Secondary, or human-to-human, transmission can result from close contact with infected respiratory tract secretions, skin lesions of an infected person or objects recently contaminated by patient fluids or lesion materials. Transmission occurs primarily via droplet respiratory particles usually requiring prolonged face-to-face contact, which puts household members of active cases at greater risk of infection. Transmission can also occur by inoculation or via the placenta (congenital monkeypox). There is no evidence, to date, that person-to-person transmission alone can sustain monkeypox infections in the human population.
The incubation period of monkeypox is usually from 6 to 16 days but can range from 5 to 21 days.
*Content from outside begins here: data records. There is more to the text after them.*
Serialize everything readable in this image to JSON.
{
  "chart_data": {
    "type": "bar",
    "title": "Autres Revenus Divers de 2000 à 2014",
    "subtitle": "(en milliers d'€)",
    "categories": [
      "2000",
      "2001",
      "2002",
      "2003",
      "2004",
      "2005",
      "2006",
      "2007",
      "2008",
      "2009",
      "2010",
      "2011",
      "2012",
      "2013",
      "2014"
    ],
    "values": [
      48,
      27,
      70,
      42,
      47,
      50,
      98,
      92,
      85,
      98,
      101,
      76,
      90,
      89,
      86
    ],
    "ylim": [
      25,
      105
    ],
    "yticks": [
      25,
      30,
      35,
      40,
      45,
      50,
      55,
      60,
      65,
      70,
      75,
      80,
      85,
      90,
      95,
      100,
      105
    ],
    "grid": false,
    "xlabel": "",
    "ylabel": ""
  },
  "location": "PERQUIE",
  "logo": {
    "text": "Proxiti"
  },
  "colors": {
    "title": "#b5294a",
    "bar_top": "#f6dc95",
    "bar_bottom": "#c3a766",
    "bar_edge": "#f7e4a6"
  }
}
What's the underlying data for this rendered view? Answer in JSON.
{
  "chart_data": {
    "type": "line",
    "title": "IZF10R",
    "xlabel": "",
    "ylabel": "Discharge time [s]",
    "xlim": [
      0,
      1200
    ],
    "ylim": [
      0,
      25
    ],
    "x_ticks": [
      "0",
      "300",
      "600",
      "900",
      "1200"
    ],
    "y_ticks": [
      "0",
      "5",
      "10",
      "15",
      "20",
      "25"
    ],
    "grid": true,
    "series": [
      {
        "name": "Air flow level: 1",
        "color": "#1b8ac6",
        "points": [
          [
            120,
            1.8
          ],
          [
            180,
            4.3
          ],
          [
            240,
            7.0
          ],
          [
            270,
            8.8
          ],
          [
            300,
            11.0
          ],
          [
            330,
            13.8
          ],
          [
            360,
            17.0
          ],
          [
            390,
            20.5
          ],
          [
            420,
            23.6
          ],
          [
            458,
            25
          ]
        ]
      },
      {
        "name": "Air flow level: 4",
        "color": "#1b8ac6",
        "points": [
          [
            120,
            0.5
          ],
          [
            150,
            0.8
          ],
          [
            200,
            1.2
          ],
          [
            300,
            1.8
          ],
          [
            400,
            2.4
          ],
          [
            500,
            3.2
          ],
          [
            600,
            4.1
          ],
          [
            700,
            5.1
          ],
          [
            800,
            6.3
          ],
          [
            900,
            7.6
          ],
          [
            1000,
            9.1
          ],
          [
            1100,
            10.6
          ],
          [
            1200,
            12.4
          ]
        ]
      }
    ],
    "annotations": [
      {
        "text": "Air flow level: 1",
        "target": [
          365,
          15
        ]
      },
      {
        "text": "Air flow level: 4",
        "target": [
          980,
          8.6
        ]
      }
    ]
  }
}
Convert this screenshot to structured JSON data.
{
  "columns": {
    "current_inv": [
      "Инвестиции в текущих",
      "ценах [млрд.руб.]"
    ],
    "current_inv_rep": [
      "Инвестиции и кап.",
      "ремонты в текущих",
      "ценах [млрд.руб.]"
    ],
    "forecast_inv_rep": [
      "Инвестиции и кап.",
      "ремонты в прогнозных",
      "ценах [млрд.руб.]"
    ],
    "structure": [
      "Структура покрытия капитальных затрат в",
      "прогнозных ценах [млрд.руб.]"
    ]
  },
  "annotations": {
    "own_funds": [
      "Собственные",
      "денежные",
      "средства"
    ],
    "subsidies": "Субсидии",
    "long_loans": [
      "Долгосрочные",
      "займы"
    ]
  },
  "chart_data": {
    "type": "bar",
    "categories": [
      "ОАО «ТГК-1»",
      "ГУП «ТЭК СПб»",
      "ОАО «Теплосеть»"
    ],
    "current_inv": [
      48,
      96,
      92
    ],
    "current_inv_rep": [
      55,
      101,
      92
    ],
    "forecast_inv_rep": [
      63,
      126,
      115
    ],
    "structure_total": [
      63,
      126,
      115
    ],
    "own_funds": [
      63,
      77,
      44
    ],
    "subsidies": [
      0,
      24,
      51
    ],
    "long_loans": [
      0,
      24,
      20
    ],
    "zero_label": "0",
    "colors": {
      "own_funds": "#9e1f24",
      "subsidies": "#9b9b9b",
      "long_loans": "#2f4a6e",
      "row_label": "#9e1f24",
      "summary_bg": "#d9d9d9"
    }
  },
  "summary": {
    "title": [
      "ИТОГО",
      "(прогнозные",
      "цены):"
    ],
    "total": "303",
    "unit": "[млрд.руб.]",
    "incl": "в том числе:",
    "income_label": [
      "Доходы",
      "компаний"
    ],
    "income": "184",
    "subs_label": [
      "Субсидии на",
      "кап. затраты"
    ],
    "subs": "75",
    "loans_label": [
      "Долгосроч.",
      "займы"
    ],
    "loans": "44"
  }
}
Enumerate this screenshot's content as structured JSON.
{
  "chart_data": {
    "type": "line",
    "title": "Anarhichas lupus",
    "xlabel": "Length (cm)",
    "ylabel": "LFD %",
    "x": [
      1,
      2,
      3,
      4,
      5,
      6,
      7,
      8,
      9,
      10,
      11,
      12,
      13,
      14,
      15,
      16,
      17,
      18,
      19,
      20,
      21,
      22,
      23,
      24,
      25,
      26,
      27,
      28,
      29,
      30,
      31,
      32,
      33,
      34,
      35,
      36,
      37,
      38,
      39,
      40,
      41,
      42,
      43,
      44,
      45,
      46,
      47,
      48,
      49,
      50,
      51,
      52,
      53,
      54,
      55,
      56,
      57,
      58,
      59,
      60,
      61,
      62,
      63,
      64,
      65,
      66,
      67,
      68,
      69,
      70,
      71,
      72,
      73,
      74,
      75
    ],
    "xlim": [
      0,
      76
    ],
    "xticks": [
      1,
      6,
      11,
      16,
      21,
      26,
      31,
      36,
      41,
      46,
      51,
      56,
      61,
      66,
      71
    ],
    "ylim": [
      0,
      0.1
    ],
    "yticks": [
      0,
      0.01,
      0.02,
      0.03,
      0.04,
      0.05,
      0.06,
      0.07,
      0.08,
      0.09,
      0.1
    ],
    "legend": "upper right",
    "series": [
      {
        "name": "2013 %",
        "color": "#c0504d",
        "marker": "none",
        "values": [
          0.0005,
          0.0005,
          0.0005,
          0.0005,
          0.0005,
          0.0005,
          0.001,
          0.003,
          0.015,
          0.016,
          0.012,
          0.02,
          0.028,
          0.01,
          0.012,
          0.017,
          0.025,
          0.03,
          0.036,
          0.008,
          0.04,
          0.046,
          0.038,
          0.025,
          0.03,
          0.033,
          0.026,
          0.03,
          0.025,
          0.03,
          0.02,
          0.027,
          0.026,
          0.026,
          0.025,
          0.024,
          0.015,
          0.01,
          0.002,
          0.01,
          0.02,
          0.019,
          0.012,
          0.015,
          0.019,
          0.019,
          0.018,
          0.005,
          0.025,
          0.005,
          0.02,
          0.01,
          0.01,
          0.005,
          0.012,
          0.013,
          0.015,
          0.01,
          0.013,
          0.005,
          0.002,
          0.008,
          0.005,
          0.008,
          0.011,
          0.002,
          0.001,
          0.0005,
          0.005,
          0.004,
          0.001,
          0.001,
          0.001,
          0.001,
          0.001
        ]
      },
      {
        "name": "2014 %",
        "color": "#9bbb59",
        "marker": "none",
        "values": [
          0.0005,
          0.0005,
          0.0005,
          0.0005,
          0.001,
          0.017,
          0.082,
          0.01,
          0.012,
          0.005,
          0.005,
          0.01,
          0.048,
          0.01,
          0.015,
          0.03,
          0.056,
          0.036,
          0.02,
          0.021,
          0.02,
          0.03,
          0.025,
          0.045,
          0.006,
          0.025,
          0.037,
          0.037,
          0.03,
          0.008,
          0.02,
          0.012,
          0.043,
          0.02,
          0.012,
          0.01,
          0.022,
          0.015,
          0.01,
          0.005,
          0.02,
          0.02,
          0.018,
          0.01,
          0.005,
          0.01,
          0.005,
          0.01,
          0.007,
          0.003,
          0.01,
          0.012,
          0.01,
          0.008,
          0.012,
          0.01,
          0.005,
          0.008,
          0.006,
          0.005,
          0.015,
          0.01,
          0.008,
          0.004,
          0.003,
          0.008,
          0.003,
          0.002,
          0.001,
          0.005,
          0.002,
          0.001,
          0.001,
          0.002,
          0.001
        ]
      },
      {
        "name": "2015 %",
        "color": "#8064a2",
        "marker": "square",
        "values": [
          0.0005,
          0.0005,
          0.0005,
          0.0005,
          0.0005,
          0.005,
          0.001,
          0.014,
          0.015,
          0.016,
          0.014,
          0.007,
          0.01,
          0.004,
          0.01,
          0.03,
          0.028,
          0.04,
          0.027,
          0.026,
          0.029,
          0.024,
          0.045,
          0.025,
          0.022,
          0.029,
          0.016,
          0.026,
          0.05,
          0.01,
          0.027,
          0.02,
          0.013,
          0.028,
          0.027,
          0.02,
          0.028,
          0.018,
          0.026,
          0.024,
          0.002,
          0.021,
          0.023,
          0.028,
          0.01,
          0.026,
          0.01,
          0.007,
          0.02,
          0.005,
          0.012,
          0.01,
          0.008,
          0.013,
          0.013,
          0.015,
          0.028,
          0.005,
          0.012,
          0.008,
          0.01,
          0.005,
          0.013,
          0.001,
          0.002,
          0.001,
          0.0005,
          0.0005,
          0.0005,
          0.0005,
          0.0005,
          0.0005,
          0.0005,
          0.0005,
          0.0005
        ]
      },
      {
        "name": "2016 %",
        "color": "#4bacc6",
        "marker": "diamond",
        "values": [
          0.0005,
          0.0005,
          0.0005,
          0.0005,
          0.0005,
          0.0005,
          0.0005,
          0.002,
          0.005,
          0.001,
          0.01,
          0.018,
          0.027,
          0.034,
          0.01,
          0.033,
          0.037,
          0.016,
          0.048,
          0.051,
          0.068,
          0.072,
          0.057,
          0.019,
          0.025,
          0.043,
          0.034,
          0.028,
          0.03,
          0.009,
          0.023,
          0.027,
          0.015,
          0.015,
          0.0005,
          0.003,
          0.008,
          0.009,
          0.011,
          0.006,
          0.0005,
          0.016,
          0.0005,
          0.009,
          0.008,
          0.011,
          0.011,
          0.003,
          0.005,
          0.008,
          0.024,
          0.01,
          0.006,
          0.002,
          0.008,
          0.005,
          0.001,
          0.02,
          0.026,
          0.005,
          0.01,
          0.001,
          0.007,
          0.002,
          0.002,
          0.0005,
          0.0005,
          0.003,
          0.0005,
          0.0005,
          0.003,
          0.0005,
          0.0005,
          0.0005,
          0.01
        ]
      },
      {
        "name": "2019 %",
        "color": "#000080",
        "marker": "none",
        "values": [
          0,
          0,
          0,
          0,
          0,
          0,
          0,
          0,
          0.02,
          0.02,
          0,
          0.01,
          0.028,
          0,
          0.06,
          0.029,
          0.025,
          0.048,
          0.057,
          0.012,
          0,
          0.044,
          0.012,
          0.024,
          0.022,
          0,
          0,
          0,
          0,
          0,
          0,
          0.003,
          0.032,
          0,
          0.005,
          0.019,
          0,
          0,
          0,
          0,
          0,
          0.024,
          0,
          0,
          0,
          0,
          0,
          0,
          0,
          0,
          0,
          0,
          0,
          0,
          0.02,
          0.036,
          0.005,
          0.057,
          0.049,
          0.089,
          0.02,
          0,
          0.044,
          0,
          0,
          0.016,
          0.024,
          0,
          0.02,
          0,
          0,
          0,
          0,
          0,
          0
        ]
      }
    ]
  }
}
The infection can be divided into two periods:
• the invasion period (0-5 days) characterized by fever, intense headache, lymphadenopathy (swelling of the lymph node), back pain, myalgia (muscle ache) and an intense asthenia (lack of energy);
• The skin eruption period (within 1-3 days after appearance of fever) where the various stages of the rash appear, often beginning on the face and then spreading elsewhere on the body. The face (in 95% of cases), and palms of the hands and soles of the feet (75%) are most affected. Evolution of the rash from maculopapules (lesions with a flat bases) to vesicles (small fluid-filled blisters), pustules, followed by crusts (scabs) occurs in approximately 10 days. Three weeks might be necessary before the complete disappearance of the crusts.
The number of the lesions varies from a few to several thousand, affecting oral mucous membranes (in 70% of cases), genitalia (30%), and conjunctivae (eyelid) (20%), as well as the cornea (eyeball). Some patients develop severe lymphadenopathy (swollen lymph nodes) before the appearance of the rash, which is a distinctive feature of monkeypox compared to other similar diseases.
Monkeypox is usually a self-limited disease with the symptoms lasting from 14 to 21 days. Severe cases occur more commonly among children and are related to the extent of virus exposure, patient health status and severity of complications. The case fatality has varied widely between epidemics but has been less than 10% in documented events, mostly among young children. In general, younger age-groups appear to be more susceptible to monkeypox.
The differential diagnoses that must be considered include other rash illnesses, such as, smallpox, chickenpox, measles, bacterial skin infections, scabies, syphilis, and medication-associated allergies. Lymphadenopathy during the prodromal stage of illness can be a clinical feature to distinguish it from smallpox.
Monkeypox can only be diagnosed definitively in the laboratory where the virus can be identified by a number of different tests:
• enzyme-linked immunosorbent assay (ELISA)
• antigen detection tests
• polymerase chain reaction (PCR) assay
• virus isolation by cell culture
Presently samples are taken to WHO laboratory in Senegal for confirmation.
Presently, there are no specific treatments available for monkeypox infection, but monkeypox outbreaks can be controlled. Smallpox vaccine, cidofovir, ST-246, and vaccinia immune globulin (VIG) can be used to control a monkeypox outbreak. Past data suggests that the smallpox vaccine is at least 85% effective in preventing monkeypox. Vaccination within two weeks of monkeypox exposure may help prevent the disease or make it less severe. Others include symptomatic management as indicated.
The prognosis of monkeypox is good except in immunocompromised patients. An estimated death rate of less than 10% is reported.
Monkeypox can be prevented through the following means:
• Small pox Vaccination
• Avoiding contact with animal reservoirs of the virus
• Avoid consuming animal reservoirs
• Wide range Sensitization campaign
• Prompt isolation and contact tracing
• Health practitioners should observe standard precautionary measures in handling all patients irrespective of the diagnosis.